Par Léo Ferté • Publié le

Cela fait 10 ans que l'association Wake up Café œuvre à la réinsertion des personne détenues. On est donc allés leur poser quelques questions !

REPORTAGE : comment retrouver un emploi après la prison ?
Seuls 16 % des ex-détenus ont trouvé un emploi dans l’année qui suit leur libération © Wake up Café Marseille

«Demain j’ai un entretien chez Decathlon, je suis content de ouf !» Après avoir fait le tour d’un centre commercial bien connu du centre de Marseille pour déposer son CV, Kevin* est heureux, presque surpris. « J’espère juste qu’ils ne me demanderont pas de travailler en short ! », plaisante-t-il. Malgré les 27 degrés et le soleil de plomb qui s’abat sur Marseille en ce dernier week-end d‘été, Kevin ira à l’entretien en pantalon : il tient à faire bonne impression, et ne veut pas que l’employeur remarque le bracelet électronique qu’il porte à la cheville.
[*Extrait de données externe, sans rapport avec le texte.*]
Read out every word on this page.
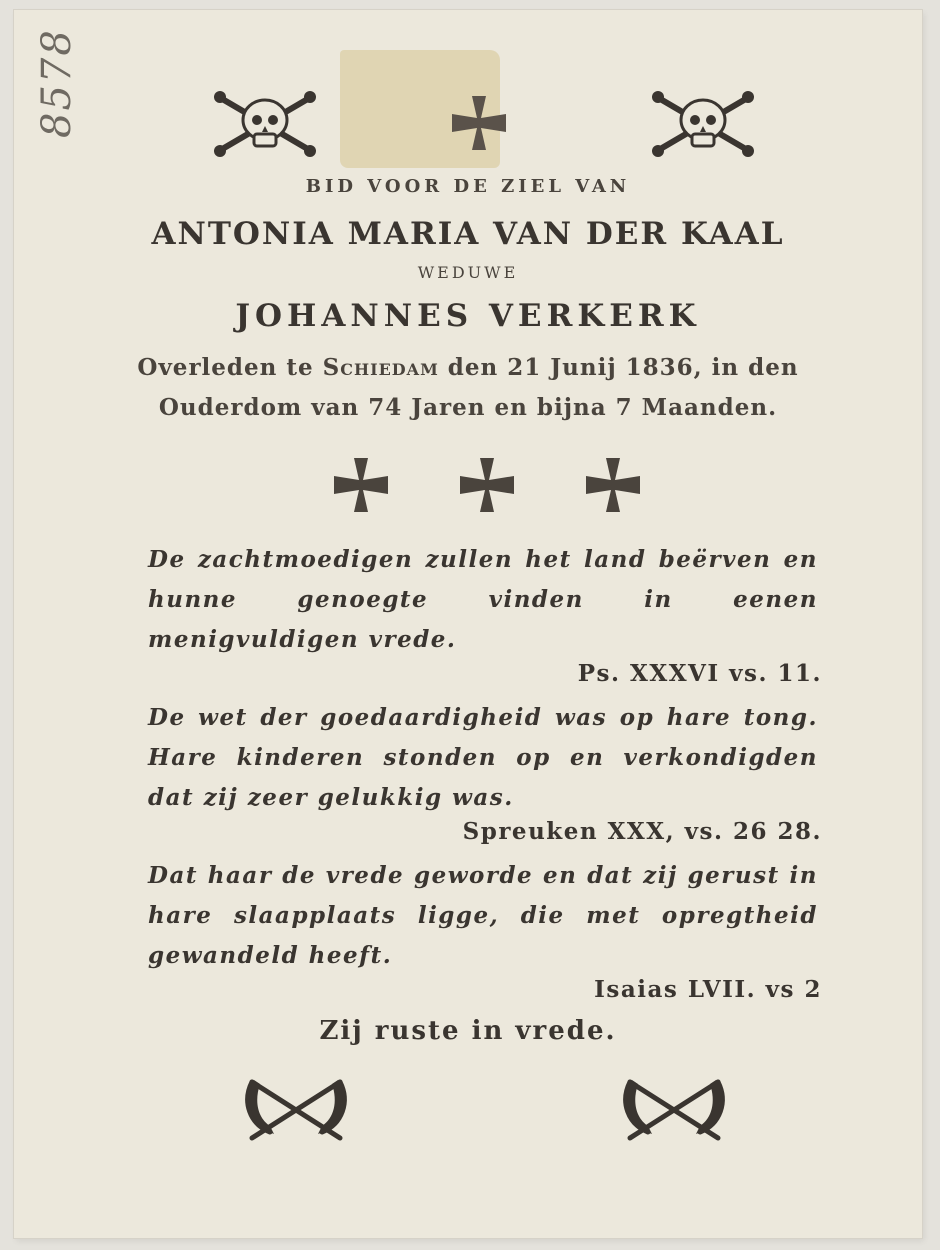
8578
BID VOOR DE ZIEL VAN
ANTONIA MARIA VAN DER KAAL
WEDUWE
JOHANNES VERKERK
Overleden te Schiedam den 21 Junij 1836, in den
Ouderdom van 74 Jaren en bijna 7 Maanden.
De zachtmoedigen zullen het land beërven en hunne genoegte vinden in eenen menigvuldigen vrede.
Ps. XXXVI vs. 11.
De wet der goedaardigheid was op hare tong. Hare kinderen stonden op en verkondigden dat zij zeer gelukkig was.
Spreuken XXX, vs. 26 28.
Dat haar de vrede geworde en dat zij gerust in hare slaapplaats ligge, die met opregtheid gewandeld heeft.
Isaias LVII. vs 2
Zij ruste in vrede.
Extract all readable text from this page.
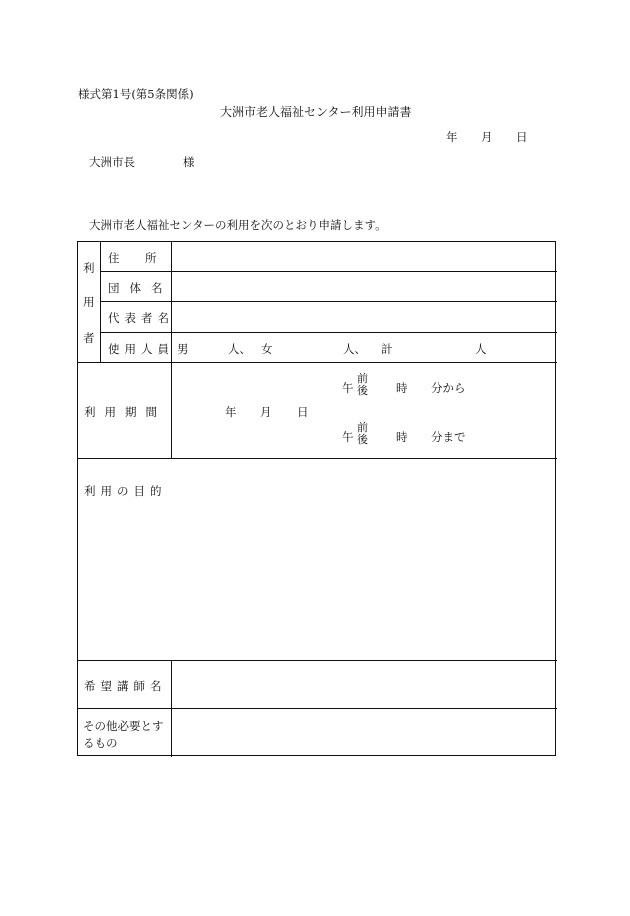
様式第1号(第5条関係)
大洲市老人福祉センター利用申請書
年 月 日
大洲市長	様
大洲市老人福祉センターの利用を次のとおり申請します。
利
用
者
住　所
団体名
代表者名
使用人員 男	人、 女	人、 計	人
利用期間	年 月 日
午
前
後 時 分から
午
前
後 時 分まで
利用の目的
希望講師名
その他必要とす
るもの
Bénéficiant d’un aménagement de peine après avoir passé 20 mois en détention, le jeune homme de 22 ans n’a pas perdu de temps pour chercher un job. Pour preuve : une petite dizaine de jours seulement sépare sa date de libération de ce premier entretien. 

Une véritable prouesse, quand on sait qu’en moyenne, seuls 16 % des ex-détenus ont trouvé un emploi dans l’année qui suit leur libération**. Cet exploit sur le point d’être transformé, il le doit à une personnalité affable et un ton posé, mais aussi à une association qui l’accompagne dans sa recherche d’emploi « Si c’est allé aussi vite, c’est parce qu’ils m’ont aidé sur tout : la lettre de motivation, le CV, préparer l’entretien… ».

Préparer l’après

Comme environ 2 300 ex-détenus avant lui, Kevin est accompagné dans sa recherche d’emploi par l’association Wake up Café, en l'occurrence par son antenne marseillaise. Du lundi au vendredi, elle accueille des wakeurs (les bénéficiaires) dans ses locaux de la Belle de Mai, un quartier connu comme étant à la fois l’un des plus pauvre de France et un haut lieu de la culture marseillaise, à cheval entre le centre-ville, la gare Saint Charles et les fameux quartiers nord.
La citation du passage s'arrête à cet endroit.